I think the real question you are asking is: "aren't we at least justified in taking the low road instead of the high road?". And to that I would have to ask, does it matter? Taking the low road often feels good and certainly can be cathartic, but in most cases it results in worse circumstances rather than improved ones. So why not exemplify better than them exactly the sort of attitudes and behaviors that they are supposed to exemplify? Is it better to berate someone for their beliefs? Or is it better to show them that a person can be a paragon of humanity without those beliefs?
Beyond that, it would serve to polarize the disparity between believers vs. non-believers. You would convince them of nothing, they would convince you of nothing, and you would mutually escalate animosity. That sort of vicious circle tends not to end well for anyone.
...and that's exactly why I am fine living in apathy. I don't like confrontation in any direction. The ones who believe and follow any religion, fine with me..The ones who don't believe, fine with me too. But, when the time comes to take side then that's when I have to use the "I don't care" card
It seems to me that people are moving away from religion! I have a hard time understanding how people can still believe in the holy books when all the stories are so far fetched! How could a person live in a whale, or how did they get animals from the far away place for their boat cruise, or where did the wives comefrom for Adam and Eves boys? That is just some of the silliness in the holy books.
Things seem to be progressing toward tribalism quickly. We can work with people who think differently than we if we have a larger common issue to fight. If a religious person is accepting of me I can be accepting of him although we might find fault with each others beliefs . Neither has to be apologetic about their core beliefs. Argue those things later. Niemoller was talking ideologies and it is true that religions are ideologies but not all the religious are part of the problem. We can't really fight the larger problems by ourselves.
As an agnostic, I've seen good and evil in both theists and atheist.
Why then would I want to disrespect one but not the other?
In fact, I choose to respect both since beliefs don't kill people, people kill people.
It's not the belief that is dangerous or delusional, but what a person does with those beliefs.
And thus it's not apologetic to treat both the theists and atheists as people, not as stereotypes.

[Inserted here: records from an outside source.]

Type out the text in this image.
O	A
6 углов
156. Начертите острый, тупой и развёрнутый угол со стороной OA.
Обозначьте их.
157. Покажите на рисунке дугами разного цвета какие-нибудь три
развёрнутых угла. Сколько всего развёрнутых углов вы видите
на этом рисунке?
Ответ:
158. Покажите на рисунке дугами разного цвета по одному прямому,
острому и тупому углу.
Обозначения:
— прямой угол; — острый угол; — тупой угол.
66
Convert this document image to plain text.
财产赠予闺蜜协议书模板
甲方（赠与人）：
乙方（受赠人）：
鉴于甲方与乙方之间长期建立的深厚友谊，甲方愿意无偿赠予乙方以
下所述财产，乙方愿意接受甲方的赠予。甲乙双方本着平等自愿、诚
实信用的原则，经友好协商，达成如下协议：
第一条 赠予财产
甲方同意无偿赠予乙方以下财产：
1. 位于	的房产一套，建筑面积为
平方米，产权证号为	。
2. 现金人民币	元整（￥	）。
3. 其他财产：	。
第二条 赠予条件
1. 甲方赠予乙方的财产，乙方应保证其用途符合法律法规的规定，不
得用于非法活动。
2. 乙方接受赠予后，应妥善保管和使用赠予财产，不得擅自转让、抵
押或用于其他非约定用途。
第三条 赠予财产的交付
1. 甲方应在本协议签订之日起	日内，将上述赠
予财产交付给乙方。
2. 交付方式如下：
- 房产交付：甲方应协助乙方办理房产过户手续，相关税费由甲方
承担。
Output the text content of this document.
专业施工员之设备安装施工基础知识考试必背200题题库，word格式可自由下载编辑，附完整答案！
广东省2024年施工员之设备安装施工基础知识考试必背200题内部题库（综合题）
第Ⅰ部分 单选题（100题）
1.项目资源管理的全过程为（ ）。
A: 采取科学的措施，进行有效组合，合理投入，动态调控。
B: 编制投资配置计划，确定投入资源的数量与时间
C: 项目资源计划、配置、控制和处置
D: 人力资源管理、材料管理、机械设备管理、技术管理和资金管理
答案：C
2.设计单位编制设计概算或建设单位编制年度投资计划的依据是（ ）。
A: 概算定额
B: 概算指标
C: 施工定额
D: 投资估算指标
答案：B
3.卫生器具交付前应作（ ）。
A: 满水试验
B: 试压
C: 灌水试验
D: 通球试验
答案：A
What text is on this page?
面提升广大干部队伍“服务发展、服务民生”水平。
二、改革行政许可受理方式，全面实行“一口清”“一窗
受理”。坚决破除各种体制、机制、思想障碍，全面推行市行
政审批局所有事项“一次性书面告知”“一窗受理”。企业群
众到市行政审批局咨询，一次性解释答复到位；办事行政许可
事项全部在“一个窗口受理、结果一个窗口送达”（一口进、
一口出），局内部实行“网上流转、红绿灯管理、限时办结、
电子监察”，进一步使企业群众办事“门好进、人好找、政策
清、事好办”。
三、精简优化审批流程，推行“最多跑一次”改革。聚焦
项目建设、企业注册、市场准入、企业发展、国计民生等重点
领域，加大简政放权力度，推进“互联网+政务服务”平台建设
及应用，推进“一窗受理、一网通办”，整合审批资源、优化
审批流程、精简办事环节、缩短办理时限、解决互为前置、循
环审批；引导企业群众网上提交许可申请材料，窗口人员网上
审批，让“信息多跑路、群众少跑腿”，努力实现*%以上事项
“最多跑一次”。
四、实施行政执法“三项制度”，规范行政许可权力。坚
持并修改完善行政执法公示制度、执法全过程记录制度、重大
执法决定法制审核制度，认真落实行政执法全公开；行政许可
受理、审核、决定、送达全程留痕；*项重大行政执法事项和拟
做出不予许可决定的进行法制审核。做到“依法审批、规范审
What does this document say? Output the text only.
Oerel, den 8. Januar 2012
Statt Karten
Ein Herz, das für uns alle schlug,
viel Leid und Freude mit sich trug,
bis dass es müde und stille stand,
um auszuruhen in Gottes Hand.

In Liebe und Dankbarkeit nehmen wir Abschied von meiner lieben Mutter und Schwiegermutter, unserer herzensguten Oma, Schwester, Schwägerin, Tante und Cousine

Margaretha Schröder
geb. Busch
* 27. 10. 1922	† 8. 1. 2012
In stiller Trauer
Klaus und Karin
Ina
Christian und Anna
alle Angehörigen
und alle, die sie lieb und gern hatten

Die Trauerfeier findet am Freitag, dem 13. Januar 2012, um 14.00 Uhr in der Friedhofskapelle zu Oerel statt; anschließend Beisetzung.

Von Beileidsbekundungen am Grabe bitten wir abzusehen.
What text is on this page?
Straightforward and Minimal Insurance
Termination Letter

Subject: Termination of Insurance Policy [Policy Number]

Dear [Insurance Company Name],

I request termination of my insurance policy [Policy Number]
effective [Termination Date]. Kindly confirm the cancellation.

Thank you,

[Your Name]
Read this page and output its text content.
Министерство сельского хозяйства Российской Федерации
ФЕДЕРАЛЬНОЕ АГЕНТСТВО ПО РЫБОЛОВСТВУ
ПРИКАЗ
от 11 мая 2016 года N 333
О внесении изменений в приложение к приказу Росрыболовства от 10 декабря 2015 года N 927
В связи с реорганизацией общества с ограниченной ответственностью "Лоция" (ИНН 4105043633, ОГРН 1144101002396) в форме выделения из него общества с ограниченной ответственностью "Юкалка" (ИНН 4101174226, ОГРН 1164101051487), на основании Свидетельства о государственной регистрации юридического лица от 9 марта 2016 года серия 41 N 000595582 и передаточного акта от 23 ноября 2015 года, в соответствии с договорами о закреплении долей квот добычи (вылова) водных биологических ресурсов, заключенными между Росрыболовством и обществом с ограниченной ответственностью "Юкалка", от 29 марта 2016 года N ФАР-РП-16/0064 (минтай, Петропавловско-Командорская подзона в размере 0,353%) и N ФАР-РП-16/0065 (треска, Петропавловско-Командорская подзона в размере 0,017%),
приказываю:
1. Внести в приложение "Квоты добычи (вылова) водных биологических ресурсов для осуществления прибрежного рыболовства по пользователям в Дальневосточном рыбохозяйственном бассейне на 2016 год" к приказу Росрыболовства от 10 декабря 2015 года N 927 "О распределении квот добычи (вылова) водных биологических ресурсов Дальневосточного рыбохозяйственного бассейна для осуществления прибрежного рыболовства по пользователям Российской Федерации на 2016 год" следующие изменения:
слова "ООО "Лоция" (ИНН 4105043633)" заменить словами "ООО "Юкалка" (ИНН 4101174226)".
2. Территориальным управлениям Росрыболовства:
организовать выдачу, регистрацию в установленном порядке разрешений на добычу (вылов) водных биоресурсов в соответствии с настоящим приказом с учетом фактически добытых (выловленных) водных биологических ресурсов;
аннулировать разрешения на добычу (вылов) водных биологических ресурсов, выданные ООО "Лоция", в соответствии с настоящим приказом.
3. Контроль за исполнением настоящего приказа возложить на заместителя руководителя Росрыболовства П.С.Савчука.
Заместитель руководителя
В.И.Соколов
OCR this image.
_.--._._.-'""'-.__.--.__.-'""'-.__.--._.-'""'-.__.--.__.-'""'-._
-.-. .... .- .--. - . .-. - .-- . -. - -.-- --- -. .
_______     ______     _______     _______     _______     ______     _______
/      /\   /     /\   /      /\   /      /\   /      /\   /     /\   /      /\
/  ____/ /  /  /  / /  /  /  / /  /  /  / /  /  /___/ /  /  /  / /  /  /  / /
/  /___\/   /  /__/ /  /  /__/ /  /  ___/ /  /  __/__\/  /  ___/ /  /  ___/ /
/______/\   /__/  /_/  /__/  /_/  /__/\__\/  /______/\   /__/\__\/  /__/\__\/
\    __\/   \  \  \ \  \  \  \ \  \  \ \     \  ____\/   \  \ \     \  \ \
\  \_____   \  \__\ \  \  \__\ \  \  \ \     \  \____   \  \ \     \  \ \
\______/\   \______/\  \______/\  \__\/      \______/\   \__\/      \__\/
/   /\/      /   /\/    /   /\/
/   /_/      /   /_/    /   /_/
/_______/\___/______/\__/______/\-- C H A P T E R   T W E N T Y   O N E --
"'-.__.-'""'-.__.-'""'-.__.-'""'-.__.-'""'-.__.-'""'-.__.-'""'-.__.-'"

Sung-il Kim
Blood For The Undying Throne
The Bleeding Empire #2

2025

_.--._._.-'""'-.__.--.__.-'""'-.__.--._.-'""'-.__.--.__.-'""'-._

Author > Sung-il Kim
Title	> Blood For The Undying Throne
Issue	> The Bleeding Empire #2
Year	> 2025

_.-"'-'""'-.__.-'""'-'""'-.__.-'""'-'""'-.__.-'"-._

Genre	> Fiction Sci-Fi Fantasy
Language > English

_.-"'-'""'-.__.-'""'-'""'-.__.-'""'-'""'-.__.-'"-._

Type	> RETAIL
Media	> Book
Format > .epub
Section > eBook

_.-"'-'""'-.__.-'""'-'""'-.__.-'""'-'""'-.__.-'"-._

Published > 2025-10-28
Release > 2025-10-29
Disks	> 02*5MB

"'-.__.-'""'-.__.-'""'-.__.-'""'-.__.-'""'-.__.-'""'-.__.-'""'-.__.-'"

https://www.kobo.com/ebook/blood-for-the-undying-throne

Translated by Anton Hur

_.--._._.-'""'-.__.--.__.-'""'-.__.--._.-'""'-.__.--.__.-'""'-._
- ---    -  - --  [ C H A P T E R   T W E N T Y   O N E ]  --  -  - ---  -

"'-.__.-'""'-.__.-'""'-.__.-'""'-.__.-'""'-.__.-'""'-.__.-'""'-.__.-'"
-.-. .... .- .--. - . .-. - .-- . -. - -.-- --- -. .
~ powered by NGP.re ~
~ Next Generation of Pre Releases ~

After all, you are calling them delusional and dangerous the same as they call you delusional and dangerous and condemning them for not accepting your beliefs the same as they condemn you for not accepting theirs;
Do you see how you are the same person, but with just different beliefs; how a theist is the mirror reflection of an atheist, same behaiviour, just flipped around each claiming they are the real person and you are the fake image?